Information Systems Manager: Personnel/unit manager responsible for the management of information systems in the institution.

Internal Auditor: Personnel performing internal audit in the organization. Relevant Unit Managers: Unit managers in the institution who will be responsible for realizing the stages in the implementation process of the Guide.

Relevant Unit Expert Personnel: Unit personnel who will be responsible for carrying out the stages in the guideline implementation process.

Corporate SOME Manager: The manager of the cyber incident response team in the institution.

Asset Group Coordinator: Personnel whose knowledge is consulted at the stages of the guideline implementation process and who coordinate these stages.

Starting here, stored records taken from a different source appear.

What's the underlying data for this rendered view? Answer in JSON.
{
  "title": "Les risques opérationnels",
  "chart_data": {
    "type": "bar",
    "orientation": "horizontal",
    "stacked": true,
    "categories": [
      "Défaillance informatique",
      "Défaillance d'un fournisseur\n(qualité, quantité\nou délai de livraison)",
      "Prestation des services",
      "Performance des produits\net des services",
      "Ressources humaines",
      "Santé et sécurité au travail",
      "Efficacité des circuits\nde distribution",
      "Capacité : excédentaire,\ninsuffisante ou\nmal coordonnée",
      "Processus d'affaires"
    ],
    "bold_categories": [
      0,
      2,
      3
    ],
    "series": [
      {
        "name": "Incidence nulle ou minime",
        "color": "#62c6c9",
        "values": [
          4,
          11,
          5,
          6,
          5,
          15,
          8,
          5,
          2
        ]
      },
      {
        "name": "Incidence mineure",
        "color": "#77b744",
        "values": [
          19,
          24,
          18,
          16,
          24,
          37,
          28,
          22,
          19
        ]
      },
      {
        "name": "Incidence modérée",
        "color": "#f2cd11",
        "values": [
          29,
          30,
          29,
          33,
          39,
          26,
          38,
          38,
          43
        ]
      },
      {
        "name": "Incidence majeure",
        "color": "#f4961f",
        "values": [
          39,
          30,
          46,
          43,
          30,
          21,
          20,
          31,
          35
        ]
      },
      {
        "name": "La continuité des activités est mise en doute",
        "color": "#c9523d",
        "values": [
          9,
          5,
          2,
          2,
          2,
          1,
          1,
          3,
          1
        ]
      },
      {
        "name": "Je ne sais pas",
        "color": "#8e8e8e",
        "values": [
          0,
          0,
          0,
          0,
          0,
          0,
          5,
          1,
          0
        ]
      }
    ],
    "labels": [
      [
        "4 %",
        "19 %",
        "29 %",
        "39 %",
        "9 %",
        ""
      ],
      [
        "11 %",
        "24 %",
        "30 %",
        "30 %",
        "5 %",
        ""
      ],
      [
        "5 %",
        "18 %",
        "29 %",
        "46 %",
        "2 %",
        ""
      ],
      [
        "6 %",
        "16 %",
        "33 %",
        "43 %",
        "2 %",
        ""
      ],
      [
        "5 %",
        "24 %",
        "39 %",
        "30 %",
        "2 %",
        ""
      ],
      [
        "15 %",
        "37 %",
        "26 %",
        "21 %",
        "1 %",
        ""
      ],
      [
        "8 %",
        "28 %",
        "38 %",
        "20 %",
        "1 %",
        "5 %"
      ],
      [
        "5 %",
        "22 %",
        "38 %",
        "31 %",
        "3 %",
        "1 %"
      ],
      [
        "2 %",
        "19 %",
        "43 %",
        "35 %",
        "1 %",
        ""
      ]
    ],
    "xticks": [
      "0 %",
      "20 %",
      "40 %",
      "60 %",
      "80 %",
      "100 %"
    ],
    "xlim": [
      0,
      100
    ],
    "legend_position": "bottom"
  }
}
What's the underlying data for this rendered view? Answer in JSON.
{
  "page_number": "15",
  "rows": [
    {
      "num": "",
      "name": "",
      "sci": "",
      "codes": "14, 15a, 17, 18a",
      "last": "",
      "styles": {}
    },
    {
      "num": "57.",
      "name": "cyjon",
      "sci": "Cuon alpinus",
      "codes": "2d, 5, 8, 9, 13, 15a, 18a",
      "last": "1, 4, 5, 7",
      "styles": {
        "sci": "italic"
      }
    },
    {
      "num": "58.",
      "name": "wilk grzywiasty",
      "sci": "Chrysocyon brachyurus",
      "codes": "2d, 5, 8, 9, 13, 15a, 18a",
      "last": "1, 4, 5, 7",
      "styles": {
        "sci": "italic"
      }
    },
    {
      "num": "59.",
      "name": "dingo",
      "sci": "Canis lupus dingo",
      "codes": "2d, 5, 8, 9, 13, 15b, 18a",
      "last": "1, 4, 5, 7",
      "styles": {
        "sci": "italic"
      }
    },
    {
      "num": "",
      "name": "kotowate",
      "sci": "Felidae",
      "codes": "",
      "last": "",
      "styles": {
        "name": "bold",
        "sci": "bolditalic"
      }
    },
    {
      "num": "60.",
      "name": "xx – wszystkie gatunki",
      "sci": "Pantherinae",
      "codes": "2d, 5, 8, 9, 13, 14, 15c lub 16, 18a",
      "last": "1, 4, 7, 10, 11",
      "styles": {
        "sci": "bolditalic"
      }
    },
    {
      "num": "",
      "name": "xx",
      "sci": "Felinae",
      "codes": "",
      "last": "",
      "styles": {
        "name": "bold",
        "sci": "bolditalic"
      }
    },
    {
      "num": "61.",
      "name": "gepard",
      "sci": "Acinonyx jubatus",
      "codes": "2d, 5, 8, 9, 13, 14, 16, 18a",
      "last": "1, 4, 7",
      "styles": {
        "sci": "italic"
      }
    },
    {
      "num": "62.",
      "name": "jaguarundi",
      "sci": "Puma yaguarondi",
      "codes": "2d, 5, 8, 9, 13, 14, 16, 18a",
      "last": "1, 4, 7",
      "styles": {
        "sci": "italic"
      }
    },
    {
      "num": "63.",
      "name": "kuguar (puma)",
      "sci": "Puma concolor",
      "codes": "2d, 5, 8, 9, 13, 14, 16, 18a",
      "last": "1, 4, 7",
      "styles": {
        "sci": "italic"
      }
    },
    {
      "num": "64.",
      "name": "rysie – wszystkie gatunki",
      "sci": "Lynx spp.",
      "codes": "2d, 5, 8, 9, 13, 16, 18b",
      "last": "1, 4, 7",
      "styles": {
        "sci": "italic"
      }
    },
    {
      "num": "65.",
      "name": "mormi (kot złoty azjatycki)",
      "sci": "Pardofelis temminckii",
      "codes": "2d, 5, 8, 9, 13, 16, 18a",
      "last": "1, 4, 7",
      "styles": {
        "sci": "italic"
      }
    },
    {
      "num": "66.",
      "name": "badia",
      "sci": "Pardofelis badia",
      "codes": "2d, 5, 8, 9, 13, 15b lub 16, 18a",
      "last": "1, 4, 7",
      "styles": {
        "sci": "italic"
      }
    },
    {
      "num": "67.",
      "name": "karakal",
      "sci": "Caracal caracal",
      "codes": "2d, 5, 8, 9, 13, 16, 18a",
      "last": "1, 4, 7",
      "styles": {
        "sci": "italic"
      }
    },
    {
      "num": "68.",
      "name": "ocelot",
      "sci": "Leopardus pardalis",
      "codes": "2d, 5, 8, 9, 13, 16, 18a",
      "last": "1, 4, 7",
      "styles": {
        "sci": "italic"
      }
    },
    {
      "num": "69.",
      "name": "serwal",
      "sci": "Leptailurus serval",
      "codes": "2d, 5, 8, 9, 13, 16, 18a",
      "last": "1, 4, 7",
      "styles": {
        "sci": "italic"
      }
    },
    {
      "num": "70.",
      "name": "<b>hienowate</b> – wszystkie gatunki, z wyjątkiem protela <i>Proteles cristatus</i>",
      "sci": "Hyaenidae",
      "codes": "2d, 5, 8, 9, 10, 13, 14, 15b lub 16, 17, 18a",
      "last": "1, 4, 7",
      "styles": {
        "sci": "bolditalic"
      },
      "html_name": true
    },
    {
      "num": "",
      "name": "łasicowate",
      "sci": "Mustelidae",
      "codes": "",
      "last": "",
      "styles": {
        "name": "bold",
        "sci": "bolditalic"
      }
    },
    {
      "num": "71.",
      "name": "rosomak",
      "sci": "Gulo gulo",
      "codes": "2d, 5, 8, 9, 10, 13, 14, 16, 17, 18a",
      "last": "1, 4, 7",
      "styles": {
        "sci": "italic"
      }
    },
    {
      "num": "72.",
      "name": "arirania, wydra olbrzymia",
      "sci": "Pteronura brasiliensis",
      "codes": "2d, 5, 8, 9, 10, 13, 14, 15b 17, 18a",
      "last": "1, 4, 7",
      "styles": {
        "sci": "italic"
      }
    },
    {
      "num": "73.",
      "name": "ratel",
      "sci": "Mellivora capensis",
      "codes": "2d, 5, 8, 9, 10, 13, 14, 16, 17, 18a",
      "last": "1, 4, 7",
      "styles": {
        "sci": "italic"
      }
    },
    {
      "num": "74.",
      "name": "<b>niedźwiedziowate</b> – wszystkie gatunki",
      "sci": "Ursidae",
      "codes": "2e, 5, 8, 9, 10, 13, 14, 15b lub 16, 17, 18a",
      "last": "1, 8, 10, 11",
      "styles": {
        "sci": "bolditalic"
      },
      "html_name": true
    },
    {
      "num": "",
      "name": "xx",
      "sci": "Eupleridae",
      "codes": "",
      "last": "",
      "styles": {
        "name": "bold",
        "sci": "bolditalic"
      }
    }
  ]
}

External Audit Personnel: Third-party auditors who audit whether the guideline implementation process and security measures are implemented in the organization.

DDO: Presidential Office of Digital Transformation

Affiliated/Related/Associated Senior Institution: The higher institution to which the Institution is affiliated/related/related (eg Ministries).

Relevant Regulatory and Supervisory Authority: Regulatory/supervisory institutions such as BRSA, EMRA, SPK and BTK.

Technical Advisor: Third-party staff whose knowledge is consulted during the guideline implementation process.